Monday 18 June 2018 1:21pm
As part of its annual funding round, the Health Research Council has just awarded $55.56 million to 49 projects with the potential to vastly improve the health of New Zealanders. The Dunedin School of Medicine warmly congratulates the following researchers who were awarded almost $4.4 million in grants.
Professor Haxby Abbott Department of Surgical Sciences, Dunedin School of Medicine
Project: The primary care management and impact of osteoarthritis: learning from big data
36 months, $1,199,993
Osteoarthritis (OA) is a very common chronic condition, causing a significant health and social burden. Every year more than 5 per cent of the total adult population ≥55 years will consult their general practitioner about OA. Overseas, it is known that management of OA is well short of best practice. In New Zealand, little is known about how GPs actually manage people with OA across the long-term course of the disease. Further, we have poor information about the economic and social costs (such as employment, productivity, income and welfare effects), due to lack of knowledge of the early clinical course and management of OA. This study will investigate the primary care management of OA, the health and social economic costs of OA across the whole course of the disease, and the potential gains from improving the delivery of care for OA. This will inform GP practice and national health policy.
Professor Michael Eccles Department of Pathology, Dunedin School of Medicine
Epigenomic profiling to predict patient response to melanoma immunotherapy
36 months, $1,198,714
The recent developments of cancer immunotherapies that target immune checkpoint proteins are demonstrating durable clinical success for melanoma patients. However, a large proportion (60-70 per cent) of patients do not respond to this treatment and therefore it is crucial to develop predictive biomarkers for the success of this therapy. Recent data from pre-clinical models and our own work suggest that distinct DNA methylation profiles of patients could potentially serve as a predictive biomarker.
Based on epigenomic and immune gene-related profiles of responder and non-responder patients, we will develop a DNA methylation marker panel that predicts the likelihood of melanoma patients responding to immune checkpoint treatment. We will then perform functional assays and molecular editing of key loci to understand how exclusive DNA methylation changes in cells regulate immune checkpoint signalling. This work will contribute to selecting the best treatment option for patients, and also for developing new targets for epigenetic therapies.

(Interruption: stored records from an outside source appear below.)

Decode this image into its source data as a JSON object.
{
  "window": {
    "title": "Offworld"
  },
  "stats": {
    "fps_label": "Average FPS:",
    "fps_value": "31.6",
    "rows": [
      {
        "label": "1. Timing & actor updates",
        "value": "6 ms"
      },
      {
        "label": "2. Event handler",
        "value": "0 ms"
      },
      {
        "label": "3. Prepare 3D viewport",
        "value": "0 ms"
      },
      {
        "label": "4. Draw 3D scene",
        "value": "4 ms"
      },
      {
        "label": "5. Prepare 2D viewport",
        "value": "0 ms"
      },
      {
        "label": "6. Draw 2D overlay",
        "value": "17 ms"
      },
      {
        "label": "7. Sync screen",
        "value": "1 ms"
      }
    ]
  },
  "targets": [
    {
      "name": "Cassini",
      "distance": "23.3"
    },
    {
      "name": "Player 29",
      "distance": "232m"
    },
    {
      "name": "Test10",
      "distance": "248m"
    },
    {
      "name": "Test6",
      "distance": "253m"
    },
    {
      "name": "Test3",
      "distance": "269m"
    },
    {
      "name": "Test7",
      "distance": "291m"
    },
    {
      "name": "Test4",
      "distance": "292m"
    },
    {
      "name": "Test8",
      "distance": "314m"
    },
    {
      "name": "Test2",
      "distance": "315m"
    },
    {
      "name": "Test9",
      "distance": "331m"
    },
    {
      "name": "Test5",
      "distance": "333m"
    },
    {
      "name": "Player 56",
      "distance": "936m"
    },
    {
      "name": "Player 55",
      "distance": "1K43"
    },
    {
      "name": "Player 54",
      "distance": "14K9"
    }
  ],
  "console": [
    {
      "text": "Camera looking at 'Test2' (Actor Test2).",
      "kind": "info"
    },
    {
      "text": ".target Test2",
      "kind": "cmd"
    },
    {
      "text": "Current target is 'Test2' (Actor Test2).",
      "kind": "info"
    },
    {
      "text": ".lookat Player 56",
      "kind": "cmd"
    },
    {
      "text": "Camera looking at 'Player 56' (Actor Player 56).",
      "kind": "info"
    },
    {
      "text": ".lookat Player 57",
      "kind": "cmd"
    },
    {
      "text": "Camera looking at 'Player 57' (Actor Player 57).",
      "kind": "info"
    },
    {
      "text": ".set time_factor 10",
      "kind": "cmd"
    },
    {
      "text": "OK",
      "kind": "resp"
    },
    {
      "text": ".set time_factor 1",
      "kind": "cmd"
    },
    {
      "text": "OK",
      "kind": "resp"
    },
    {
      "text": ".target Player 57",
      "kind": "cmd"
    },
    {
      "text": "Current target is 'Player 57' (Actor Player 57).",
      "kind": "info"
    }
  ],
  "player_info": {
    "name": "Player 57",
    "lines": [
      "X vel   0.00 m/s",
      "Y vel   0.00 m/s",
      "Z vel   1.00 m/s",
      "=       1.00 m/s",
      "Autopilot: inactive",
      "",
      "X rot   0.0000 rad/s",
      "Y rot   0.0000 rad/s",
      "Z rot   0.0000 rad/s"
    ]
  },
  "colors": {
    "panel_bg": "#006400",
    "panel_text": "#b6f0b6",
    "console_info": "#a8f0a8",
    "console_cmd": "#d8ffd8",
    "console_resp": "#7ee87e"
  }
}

Dr Rebecca Brookland Department of Preventive and Social Medicine, Dunedin School of Medicine
Predictors and impact of driving cessation on older adults and whanau/families
48 months, $1,199,989
This research focuses on balancing the need for independent mobility among older drivers with their safety and that of other road users. Stopping driving can have serious consequences for older people: depression, poorer health, and social isolation. The transition to driving cessation can be distressing for drivers and families. This 4 year longitudinal study of drivers over 65 years and family members will investigate how older adults modify their driving, meet their transport needs and adapt to driving cessation, and the role families play. Study participants, 15 per cent Māori, have been recruited and interviewed once. Two further interviews (2 and 4 years later) will be undertaken to identify individual and family factors associated with driving self-regulation and cessation, and assess the impact of these changes on social, psychological, health and mobility outcomes. The findings will contribute to better policy, a need identified by NZ Road Safety and Positive Ageing Strategies.
Professor Timothy Stokes, Department of General Practice and Rural Health, Dunedin School of Medicine
Do regional DHB groupings improve service integration and health outcomes?
24 months, $799,562
This research aims to improve health care for New Zealanders through studying the four regional District Health Board (DHB) groupings which together cover all of New Zealand (NZ). The four regional DHB groupings are fundamental to delivering better integration of health care as they plan, fund and deliver health services in their defined geographical regions, with the aim of reducing fragmentation, duplication and service vulnerability. We do not know if these four regional DHB groupings have delivered improved health outcomes for New Zealanders and whether, if they have achieved this, what organisational features explain this success. This research will use a combination of interviews with key stakeholders and analysis of routine collected health system measures to answer these questions. It seeks to explore if regional DHB groupings can improve health outcomes and, if so, to understand what is it about the way they operate that may explain their success.